PoseEstimationForMobile
PoseEstimationForMobile copied to clipboard
Pretrained CPM model output resolution is only 24x24
(Debugged using the iOS demo app at https://github.com/tucan9389/PoseEstimation-CoreML)
The output dimension of the pretrained CPM model when converted to CoreML is 96x96; however, the resolution of its prediction is ostensibly only 1/4th of that. All coordinates of predicted keypoint positions are multiples of 4, e.g. (4, 56), (24, 28), etc. This effectively means a prediction whose accuracy is 4 times worse than expected.
In debugging, I looked at the predicted position of the top
point. Notice how the position is always a multiple of 4 for both x and y.

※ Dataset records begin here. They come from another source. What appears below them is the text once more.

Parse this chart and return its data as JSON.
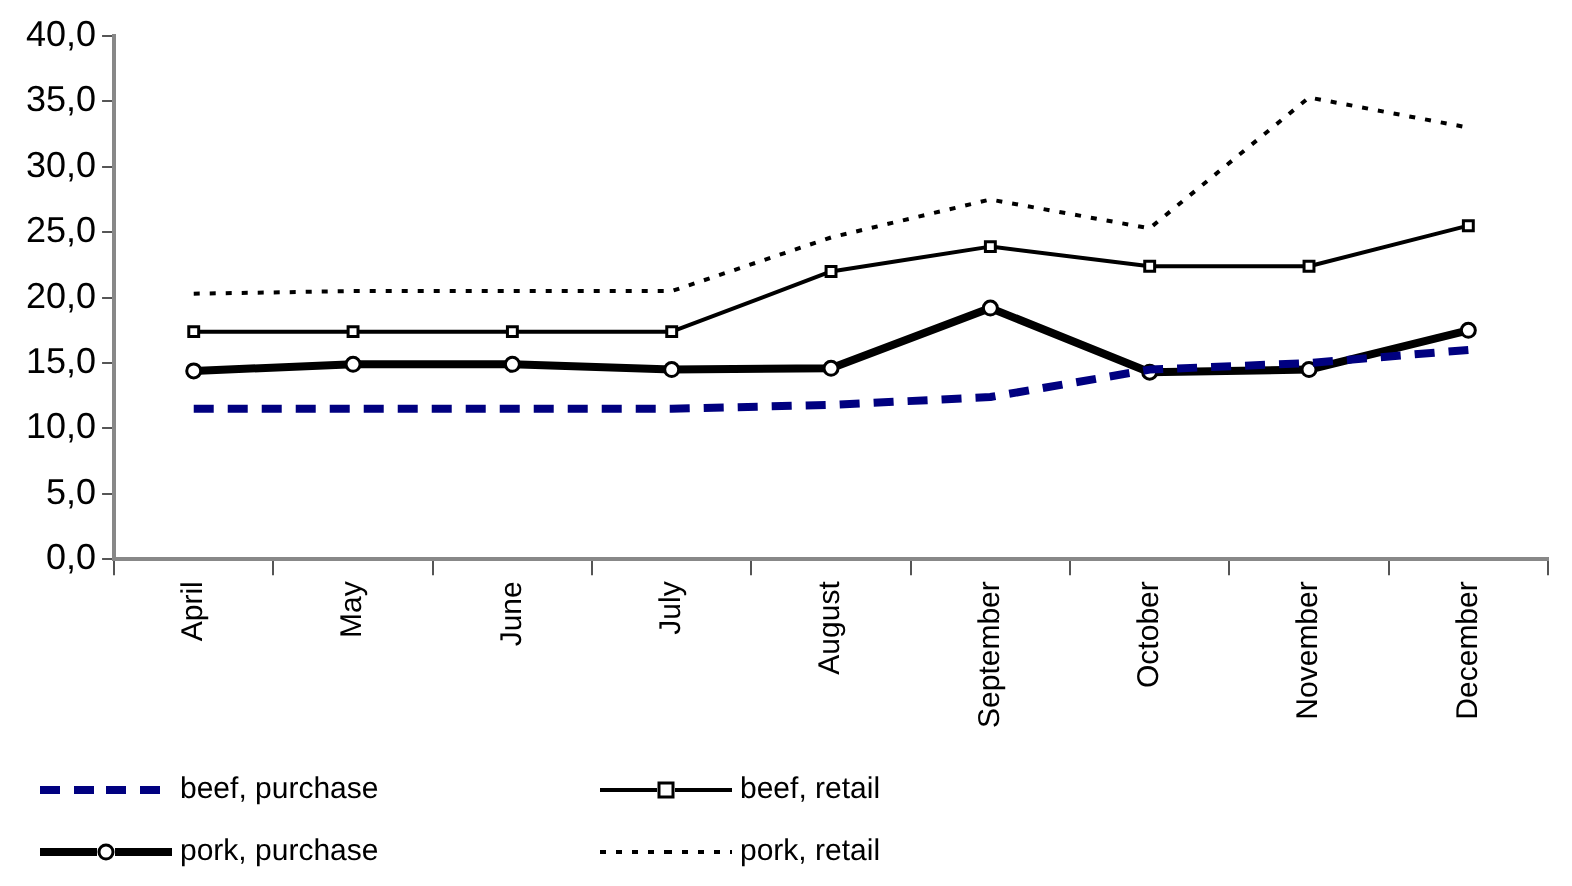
{
  "chart_data": {
    "type": "line",
    "categories": [
      "April",
      "May",
      "June",
      "July",
      "August",
      "September",
      "October",
      "November",
      "December"
    ],
    "series": [
      {
        "name": "beef, purchase",
        "color": "#000080",
        "line_style": "dashed",
        "marker": "none",
        "values": [
          11.5,
          11.5,
          11.5,
          11.5,
          11.8,
          12.4,
          14.5,
          15.0,
          16.0
        ]
      },
      {
        "name": "beef, retail",
        "color": "#000000",
        "line_style": "solid",
        "marker": "square",
        "values": [
          17.4,
          17.4,
          17.4,
          17.4,
          22.0,
          23.9,
          22.4,
          22.4,
          25.5
        ]
      },
      {
        "name": "pork, purchase",
        "color": "#000000",
        "line_style": "solid",
        "marker": "circle",
        "values": [
          14.4,
          14.9,
          14.9,
          14.5,
          14.6,
          19.2,
          14.3,
          14.5,
          17.5
        ]
      },
      {
        "name": "pork, retail",
        "color": "#000000",
        "line_style": "dotted",
        "marker": "none",
        "values": [
          20.3,
          20.5,
          20.5,
          20.5,
          24.6,
          27.5,
          25.3,
          35.3,
          33.0
        ]
      }
    ],
    "ylim": [
      0,
      40
    ],
    "yticks": [
      {
        "value": 0,
        "label": "0,0"
      },
      {
        "value": 5,
        "label": "5,0"
      },
      {
        "value": 10,
        "label": "10,0"
      },
      {
        "value": 15,
        "label": "15,0"
      },
      {
        "value": 20,
        "label": "20,0"
      },
      {
        "value": 25,
        "label": "25,0"
      },
      {
        "value": 30,
        "label": "30,0"
      },
      {
        "value": 35,
        "label": "35,0"
      },
      {
        "value": 40,
        "label": "40,0"
      }
    ],
    "grid": false,
    "legend": "bottom"
  }
}
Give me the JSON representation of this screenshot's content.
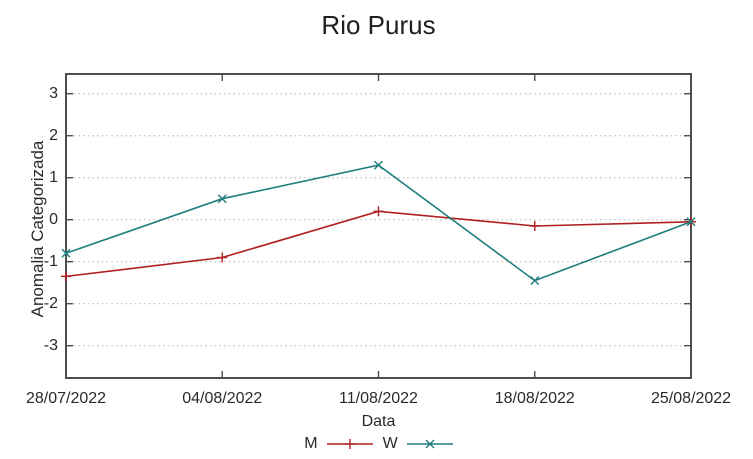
{
  "colors": {
    "series_m": "#b02020",
    "series_w": "#1f7e7e",
    "grid": "#bdbdbd",
    "border": "#4d4d4d",
    "tick": "#4d4d4d",
    "text": "#2a2a2a"
  },
  "chart_data": {
    "type": "line",
    "title": "Rio Purus",
    "xlabel": "Data",
    "ylabel": "Anomalia Categorizada",
    "categories": [
      "28/07/2022",
      "04/08/2022",
      "11/08/2022",
      "18/08/2022",
      "25/08/2022"
    ],
    "y_ticks": [
      3,
      2,
      1,
      0,
      -1,
      -2,
      -3
    ],
    "ylim": [
      -3.77,
      3.47
    ],
    "grid": "horizontal dotted lines at each y tick",
    "legend_position": "bottom-center",
    "series": [
      {
        "name": "M",
        "color": "#b02020",
        "marker": "plus",
        "values": [
          -1.35,
          -0.9,
          0.2,
          -0.15,
          -0.05
        ]
      },
      {
        "name": "W",
        "color": "#1f7e7e",
        "marker": "cross",
        "values": [
          -0.8,
          0.5,
          1.3,
          -1.45,
          -0.05
        ]
      }
    ]
  }
}
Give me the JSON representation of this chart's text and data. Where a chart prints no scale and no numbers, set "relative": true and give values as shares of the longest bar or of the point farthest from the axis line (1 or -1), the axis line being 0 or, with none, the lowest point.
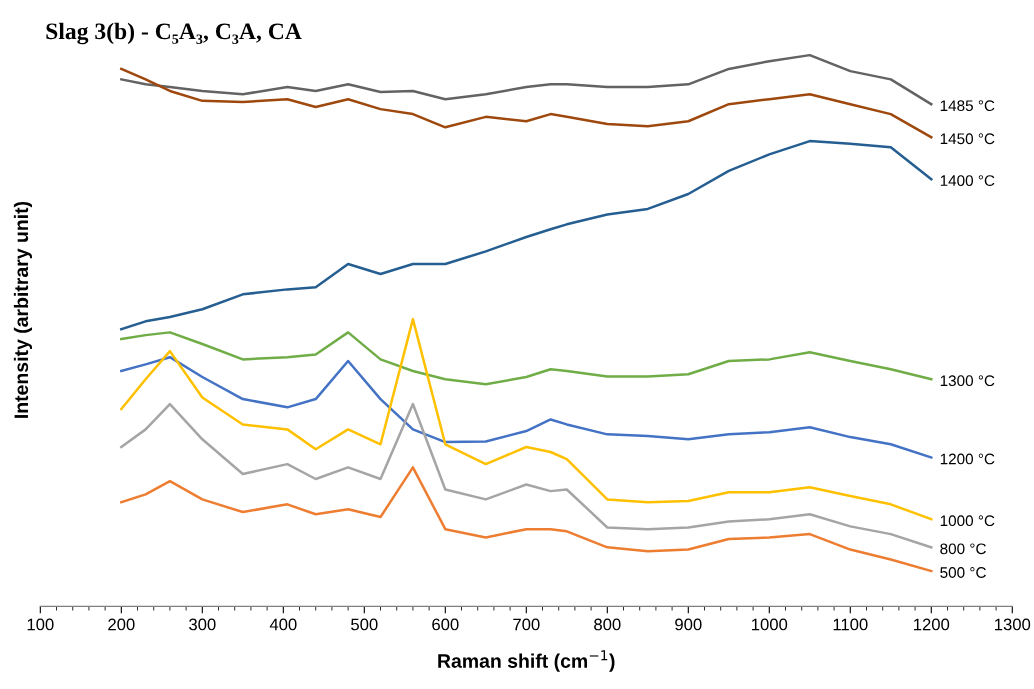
{
  "chart_data": {
    "type": "line",
    "title": "Slag 3(b) - C₅A₃, C₃A, CA",
    "xlabel": "Raman shift (cm$^{−1}$)",
    "ylabel": "Intensity (arbitrary unit)",
    "relative": true,
    "x": [
      200,
      230,
      260,
      300,
      350,
      405,
      440,
      480,
      520,
      560,
      600,
      650,
      700,
      730,
      750,
      800,
      850,
      900,
      950,
      1000,
      1050,
      1100,
      1150,
      1200
    ],
    "xlim": [
      100,
      1300
    ],
    "xticks": [
      100,
      200,
      300,
      400,
      500,
      600,
      700,
      800,
      900,
      1000,
      1100,
      1200,
      1300
    ],
    "grid": false,
    "legend": false,
    "marker": "none",
    "line_style": "solid",
    "series": [
      {
        "name": "1485 °C",
        "color": "#636363",
        "values": [
          0.956,
          0.947,
          0.942,
          0.935,
          0.929,
          0.942,
          0.935,
          0.947,
          0.933,
          0.935,
          0.92,
          0.929,
          0.942,
          0.947,
          0.947,
          0.942,
          0.942,
          0.947,
          0.975,
          0.989,
          1.0,
          0.971,
          0.956,
          0.911
        ]
      },
      {
        "name": "1450 °C",
        "color": "#9e480e",
        "values": [
          0.975,
          0.956,
          0.935,
          0.917,
          0.915,
          0.92,
          0.906,
          0.92,
          0.902,
          0.893,
          0.869,
          0.888,
          0.88,
          0.893,
          0.888,
          0.875,
          0.871,
          0.88,
          0.911,
          0.92,
          0.929,
          0.911,
          0.893,
          0.851
        ]
      },
      {
        "name": "1400 °C",
        "color": "#255e91",
        "values": [
          0.503,
          0.517,
          0.525,
          0.539,
          0.566,
          0.575,
          0.579,
          0.621,
          0.603,
          0.621,
          0.621,
          0.644,
          0.67,
          0.684,
          0.693,
          0.711,
          0.721,
          0.748,
          0.79,
          0.82,
          0.844,
          0.839,
          0.833,
          0.775
        ]
      },
      {
        "name": "1300 °C",
        "color": "#70ad47",
        "values": [
          0.485,
          0.492,
          0.497,
          0.476,
          0.448,
          0.452,
          0.457,
          0.497,
          0.448,
          0.427,
          0.412,
          0.403,
          0.416,
          0.43,
          0.427,
          0.417,
          0.417,
          0.421,
          0.445,
          0.448,
          0.461,
          0.445,
          0.43,
          0.412
        ]
      },
      {
        "name": "1200 °C",
        "color": "#4472c4",
        "values": [
          0.427,
          0.439,
          0.452,
          0.416,
          0.376,
          0.361,
          0.376,
          0.445,
          0.376,
          0.321,
          0.298,
          0.299,
          0.318,
          0.339,
          0.33,
          0.312,
          0.309,
          0.303,
          0.312,
          0.316,
          0.325,
          0.307,
          0.294,
          0.27
        ]
      },
      {
        "name": "1000 °C",
        "color": "#ffc000",
        "values": [
          0.358,
          0.412,
          0.463,
          0.379,
          0.33,
          0.321,
          0.285,
          0.321,
          0.294,
          0.521,
          0.294,
          0.258,
          0.289,
          0.28,
          0.267,
          0.194,
          0.189,
          0.191,
          0.207,
          0.207,
          0.216,
          0.2,
          0.185,
          0.158
        ]
      },
      {
        "name": "800 °C",
        "color": "#a5a5a5",
        "values": [
          0.289,
          0.321,
          0.367,
          0.303,
          0.24,
          0.258,
          0.231,
          0.252,
          0.231,
          0.367,
          0.212,
          0.194,
          0.221,
          0.209,
          0.212,
          0.143,
          0.14,
          0.143,
          0.154,
          0.158,
          0.167,
          0.145,
          0.131,
          0.107
        ]
      },
      {
        "name": "500 °C",
        "color": "#ed7d31",
        "values": [
          0.189,
          0.203,
          0.227,
          0.194,
          0.171,
          0.185,
          0.167,
          0.176,
          0.162,
          0.252,
          0.14,
          0.125,
          0.14,
          0.14,
          0.136,
          0.107,
          0.1,
          0.103,
          0.122,
          0.125,
          0.131,
          0.103,
          0.085,
          0.064
        ]
      }
    ]
  }
}
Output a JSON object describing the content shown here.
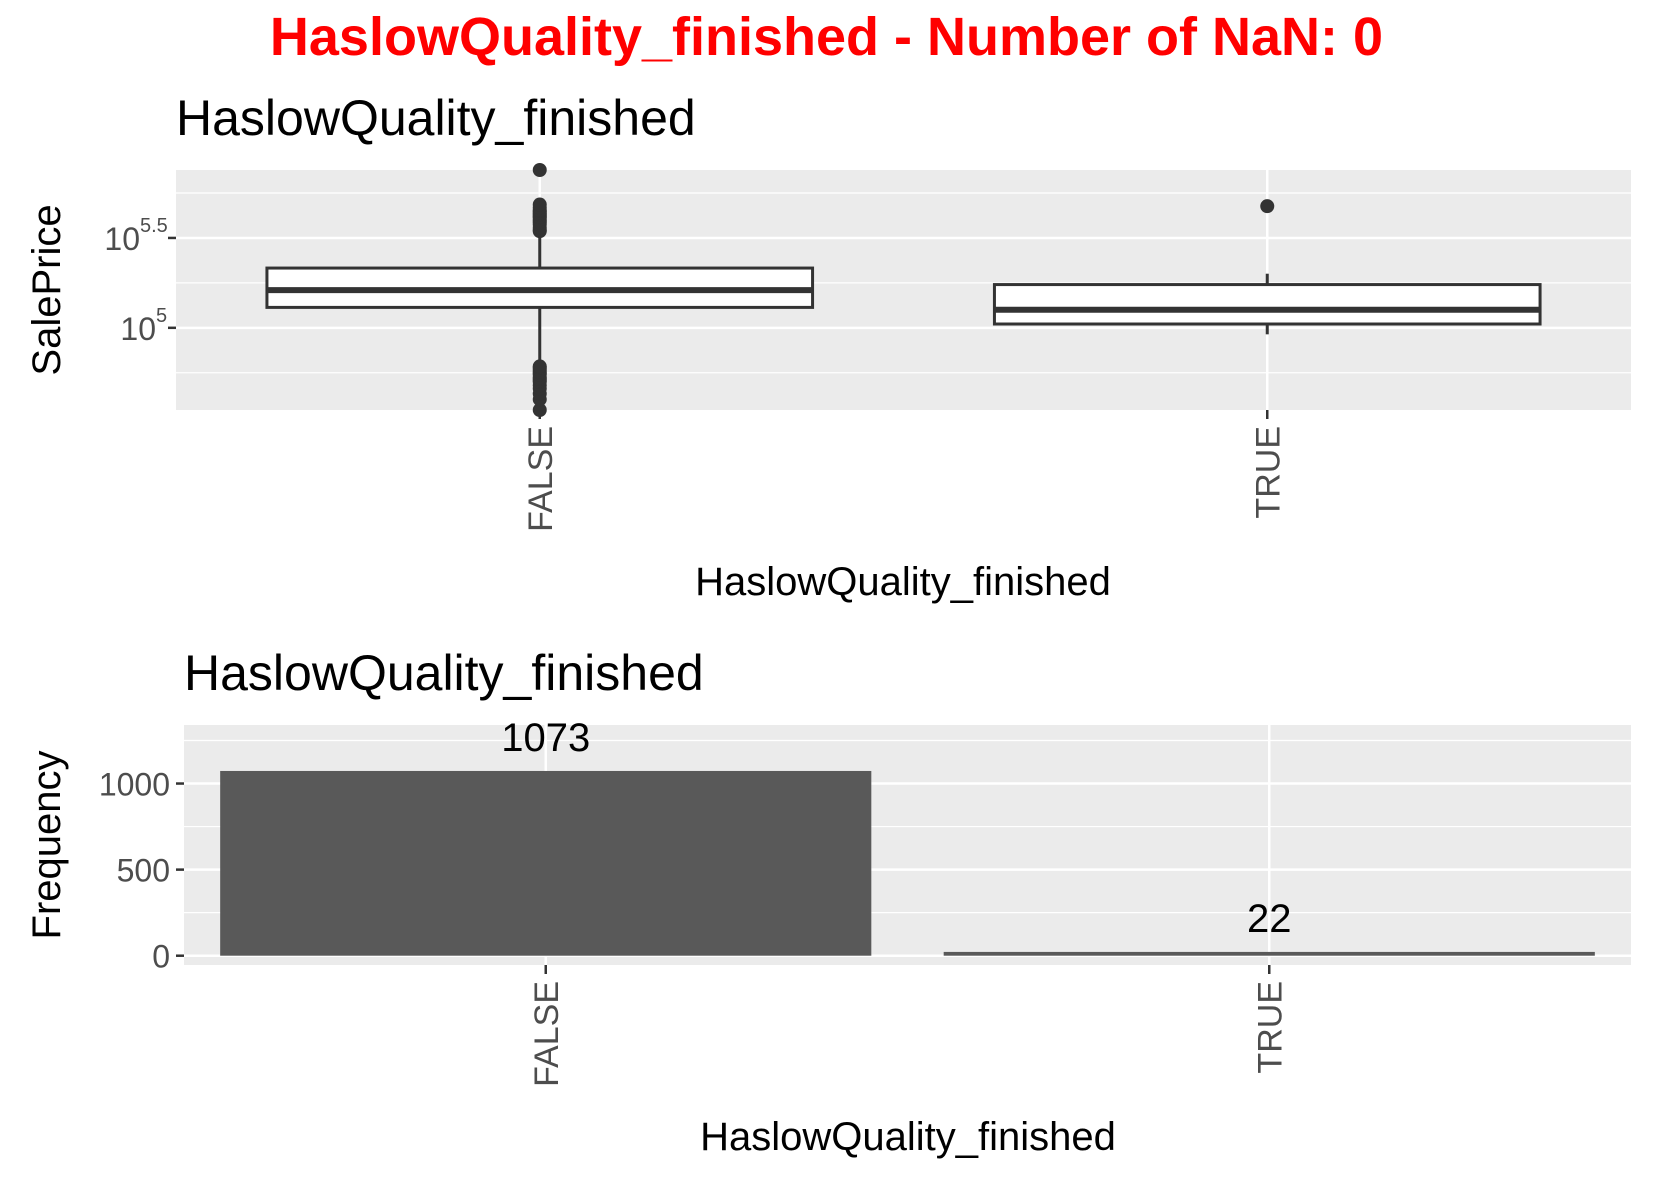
{
  "main_title": "HaslowQuality_finished - Number of NaN: 0",
  "colors": {
    "main_title": "#ff0000",
    "panel_bg": "#ebebeb",
    "grid": "#ffffff",
    "bar_fill": "#595959",
    "box_line": "#333333",
    "box_fill": "#ffffff",
    "text": "#000000",
    "tick_text": "#4d4d4d"
  },
  "chart_data": [
    {
      "type": "boxplot",
      "title": "HaslowQuality_finished",
      "xlabel": "HaslowQuality_finished",
      "ylabel": "SalePrice",
      "y_scale": "log10",
      "categories": [
        "FALSE",
        "TRUE"
      ],
      "y_ticks": [
        {
          "base": "10",
          "exp": "5",
          "value": 100000
        },
        {
          "base": "10",
          "exp": "5.5",
          "value": 316228
        }
      ],
      "ylim": [
        34900,
        755000
      ],
      "boxes": [
        {
          "category": "FALSE",
          "q1": 129900,
          "median": 162000,
          "q3": 215000,
          "whisker_low": 62000,
          "whisker_high": 340000,
          "outliers": [
            34900,
            40000,
            43000,
            46000,
            48000,
            50000,
            51000,
            52000,
            53000,
            55000,
            55993,
            57000,
            58500,
            60000,
            61000,
            345000,
            350000,
            360000,
            375000,
            385000,
            392000,
            400000,
            410000,
            415000,
            425000,
            430000,
            438780,
            446261,
            451950,
            466500,
            485000,
            755000
          ]
        },
        {
          "category": "TRUE",
          "q1": 105000,
          "median": 126000,
          "q3": 174000,
          "whisker_low": 92000,
          "whisker_high": 200000,
          "outliers": [
            475000
          ]
        }
      ],
      "grid": true
    },
    {
      "type": "bar",
      "title": "HaslowQuality_finished",
      "xlabel": "HaslowQuality_finished",
      "ylabel": "Frequency",
      "categories": [
        "FALSE",
        "TRUE"
      ],
      "values": [
        1073,
        22
      ],
      "data_labels": [
        "1073",
        "22"
      ],
      "y_ticks": [
        "0",
        "500",
        "1000"
      ],
      "y_tick_values": [
        0,
        500,
        1000
      ],
      "ylim": [
        -54,
        1340
      ],
      "grid": true
    }
  ]
}
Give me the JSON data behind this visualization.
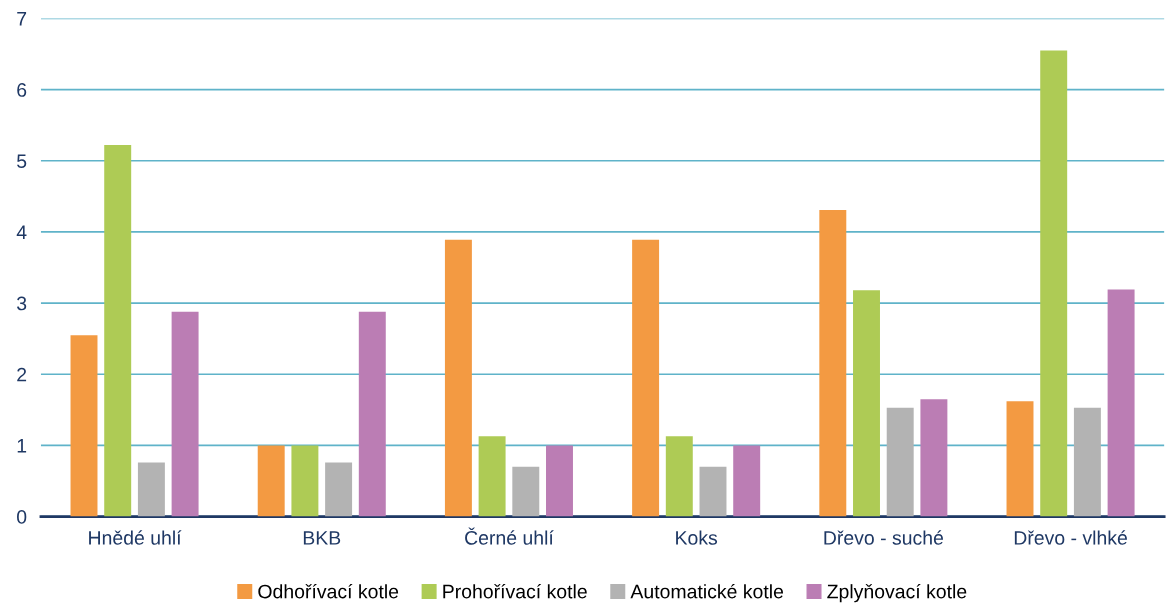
{
  "chart_data": {
    "type": "bar",
    "categories": [
      "Hnědé uhlí",
      "BKB",
      "Černé uhlí",
      "Koks",
      "Dřevo - suché",
      "Dřevo - vlhké"
    ],
    "series": [
      {
        "name": "Odhořívací kotle",
        "color": "#f39a42",
        "values": [
          2.55,
          1.0,
          3.89,
          3.89,
          4.31,
          1.62
        ]
      },
      {
        "name": "Prohořívací kotle",
        "color": "#aecb55",
        "values": [
          5.22,
          1.0,
          1.13,
          1.13,
          3.18,
          6.55
        ]
      },
      {
        "name": "Automatické kotle",
        "color": "#b3b3b3",
        "values": [
          0.76,
          0.76,
          0.7,
          0.7,
          1.53,
          1.53
        ]
      },
      {
        "name": "Zplyňovací kotle",
        "color": "#bb7db4",
        "values": [
          2.88,
          2.88,
          1.0,
          1.0,
          1.65,
          3.19
        ]
      }
    ],
    "ylim": [
      0,
      7
    ],
    "yticks": [
      0,
      1,
      2,
      3,
      4,
      5,
      6,
      7
    ],
    "grid": "y",
    "legend": "bottom"
  }
}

Max top point is: (44,24) with confidence 0.68310546875
w/h: 96/96
Max top point is: (44,24) with confidence 0.6572265625
w/h: 96/96
Max top point is: (44,24) with confidence 0.677734375
w/h: 96/96
Max top point is: (44,24) with confidence 0.72900390625
w/h: 96/96
Max top point is: (48,20) with confidence 0.13720703125
w/h: 96/96
Max top point is: (84,84) with confidence 0.021026611328125
Why does this occur? Does this have to do with the pretrained model itself? Should I train the network myself to yield a higher resolution?
I have the same problem here.
@edvardHua Do you have any idea?
Indeed, the network architectures has a huge margin of improvement. We could follow the tips of paper Convolutional Neural Networks at Constrained Time Cost to optimize it.... But it takes time.